In my web application there is a process that queries data from all over the web, filters it, and saves it to the database. As you can imagine this process takes some time. My current solution is to increase the page timeout and give an AJAX progress bar to the user while it loads. This is a problem for two reasons - 1) it still takes to long and the user must wait 2) it sometimes still times out.
I've dabbled in threading the process and have read I should async post it to a web service ("Fire and forget").
Some references I've read:
- MSDN
- Fire and Forget
So my question is - what is the best method?
UPDATE: After the user inputs their data I would like to redirect them to the results page that incrementally updates as the process is running in the background.
To avoid excessive architecture astronomy, I often use a hidden iframe to call the long running process and stream back progress information. Coupled with something like jsProgressBarHandler, you can pretty easily create great out-of-band progress indication for longer tasks where a generic progress animation doesn't cut it.
In your specific situation, you may want to use one LongRunningProcess.aspx call per task, to avoid those page timeouts.
For example, call LongRunningProcess.aspx?taskID=1 to kick it off and then at the end of that task, emit a
document.location = "LongRunningProcess.aspx?taskID=2".
Ad nauseum.
We had a similar issue and solved it by starting the work via an asychronous web service call (which meant that the user did not have to wait for the work to finish). The web service then started a SQL Job which performed the work and periodically updated a table with the status of the work. We provided a UI which allowed the user to query the table.
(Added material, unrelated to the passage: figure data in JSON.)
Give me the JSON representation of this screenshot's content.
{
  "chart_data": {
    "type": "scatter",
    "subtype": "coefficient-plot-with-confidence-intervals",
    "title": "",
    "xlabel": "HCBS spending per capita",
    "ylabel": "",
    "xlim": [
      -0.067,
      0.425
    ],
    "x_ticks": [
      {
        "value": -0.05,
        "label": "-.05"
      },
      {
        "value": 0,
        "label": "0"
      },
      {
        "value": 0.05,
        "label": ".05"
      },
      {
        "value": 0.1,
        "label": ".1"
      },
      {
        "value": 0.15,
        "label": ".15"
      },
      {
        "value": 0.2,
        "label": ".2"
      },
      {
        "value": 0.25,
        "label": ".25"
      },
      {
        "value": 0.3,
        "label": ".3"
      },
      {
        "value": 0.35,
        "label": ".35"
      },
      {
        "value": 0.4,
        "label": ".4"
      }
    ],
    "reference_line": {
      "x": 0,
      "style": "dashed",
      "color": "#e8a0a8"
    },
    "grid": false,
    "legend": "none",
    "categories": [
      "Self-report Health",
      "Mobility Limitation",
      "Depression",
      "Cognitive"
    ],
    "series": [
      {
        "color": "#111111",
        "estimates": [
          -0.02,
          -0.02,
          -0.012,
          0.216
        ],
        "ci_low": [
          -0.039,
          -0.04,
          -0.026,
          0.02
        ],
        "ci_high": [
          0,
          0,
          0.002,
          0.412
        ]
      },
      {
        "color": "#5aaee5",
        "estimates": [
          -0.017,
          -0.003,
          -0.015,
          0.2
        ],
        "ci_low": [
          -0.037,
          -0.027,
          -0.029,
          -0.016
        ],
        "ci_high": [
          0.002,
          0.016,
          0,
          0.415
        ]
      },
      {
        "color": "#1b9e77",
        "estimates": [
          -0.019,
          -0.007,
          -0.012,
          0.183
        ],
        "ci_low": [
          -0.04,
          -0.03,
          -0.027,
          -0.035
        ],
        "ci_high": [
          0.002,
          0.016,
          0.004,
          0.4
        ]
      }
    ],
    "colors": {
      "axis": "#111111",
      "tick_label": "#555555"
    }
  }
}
I ran into this exact problem at my last job. The best way I found was to fire off an asychronous process, and notify the user when it's done (email or something else). Making them wait that long is going to be problematic because of timeouts and wasted productivity for them. Having them wait for a progress bar can give them false sense of security that they can cancel the process when they close the browser which may not be the case depending on how you set up the system.
How are you querying the remote data?
How often does it change?
Are the results something that could be cached for a period of time?
How long a period of time are we actually talking about here?
The 'best method' is likely to depend in some way on the answers to these questions...
You can create another thread and store a reference to the thread in the session or application state, depending on wether the thread can run only once per website, or once per user session.
You can then redirect the user to a page where he can monitor the threads progress. You can set the page to refresh automatically, or display a refresh button to the user.
Upon completion of the thread, you can send an email to the user.
My solution to this, has been an out of band service that does these and caches them in db.
When the person asks for something the first time, they get a bit of a wait, and then it shows up but if they refresh, its immediate, and then, because its int he db, its now part of the hourly update for the next 24 hours from the last request.
Add the job, with its relevant parameters, to a job queue table. Then, write a windows service that will pick up these jobs and process them, save the results to an appropriate location, and email the requester with a link to the results. It is also a nice touch to give some sort of a UI so the user can check the status of their job(s).
This way is much better than launching a seperate thread or increasing the timeout, especially if your application is larger and needs to scale, as you can simply add multiple servers to process jobs if necessary.